The chemical blogosphere's very own Derek Lowe has some thoughtful remarks in the C&EN article which he distills into a post. Curiously the article does not mention Turin and his co-authors' work on fruit flies clearly distinguishing between acetophenone and deuterated acetophenone. To me that was a rather compelling study, but again one performed on a much 'simpler' system.

Nevertheless, the current work definitely throws a gauntlet in front of Turin's theory, and since the shape theory is well-established with truckloads of evidence on its side, the burden is still on Turin's shoulders to demonstrate the validity of his assertions.

Nobody knows what the truth is in this case right now, which of course makes the issue even more interesting. My own recent take on the shape vs vibration dichotomy is that it might be much less of a dichotomy than we think. There is no reason (except that offered by Occam's razor) to discount the possibility that nature might be using shape some of the time and vibration some of the time. Perhaps it's 80% shape and 20% vibration, or perhaps receptors are actually able to tune the shape/vibration mix depending on the context. 

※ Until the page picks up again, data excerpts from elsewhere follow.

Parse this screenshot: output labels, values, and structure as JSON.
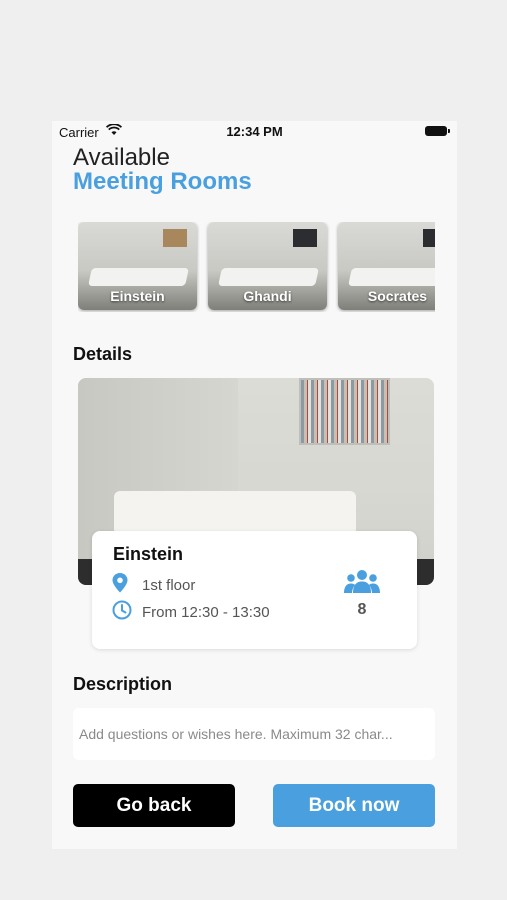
{
  "status_bar": {
    "carrier": "Carrier",
    "time": "12:34 PM"
  },
  "header": {
    "line1": "Available",
    "line2": "Meeting Rooms"
  },
  "rooms": [
    {
      "name": "Einstein"
    },
    {
      "name": "Ghandi"
    },
    {
      "name": "Socrates"
    }
  ],
  "details": {
    "heading": "Details",
    "room_name": "Einstein",
    "floor": "1st floor",
    "time": "From 12:30 - 13:30",
    "capacity": "8"
  },
  "description": {
    "heading": "Description",
    "placeholder": "Add questions or wishes here. Maximum 32 char..."
  },
  "actions": {
    "back_label": "Go back",
    "book_label": "Book now"
  },
  "colors": {
    "accent": "#4a9fdf",
    "primary_button": "#000000"
  }
}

It's worth recalling that smell is a very primitive sense and the primordial environment was filled with a vast, dazzling, confusing complexity of chemical compounds. In the absence of heuristic intelligence, evolution needed to muster an equivalent complexity of physicochemical responses to sample that chemical complexity. To that end we shouldn't really be surprised if it turns out that shape and vibration are not really discrete phenomena but lie on a continuum. Maybe it's like wave particle duality - that convoluted gem of a weird theory where what we see depends on the experiment we choose to perform. Doing those right experiments and nailing down the proportions is going to be the tricky part, and it seems that we are making headway in that direction all right.


  1. Nice post! I like your summation - that we're talking about something which is hard to nail down, and may have valid descriptions from both points of view. In that respect I think it's important that we not confuse causation with correlation, and therein lies my own point of view - that the olfactory recognition of small molecules is ultimately less geometric than electronic, and thus should correlate in some interesting but ultimately understood ways with vibrational aspects of electronically bound particle systems. The exact mechanisms by which vibrationally correlated aspects of electronic structure are measured by receptor interactions - if they are actually there - may be neither simple, nor the best ways to describe those interactions. Still, I tend to believe that Turin has observed actual phenomena that bear explanation. And, at the very least, he has forced the field to clarify the interaction at olfactory receptors, which is definitely a win for science.

    Returning to the new article at hand - great work, and congratulations to the authors. They have definitely advanced the subject, and have met the challenges posed by recent work favoring vibrational ideas. This is what science is all about!

    1. Agreed! If nothing else, the debate sharpens understanding.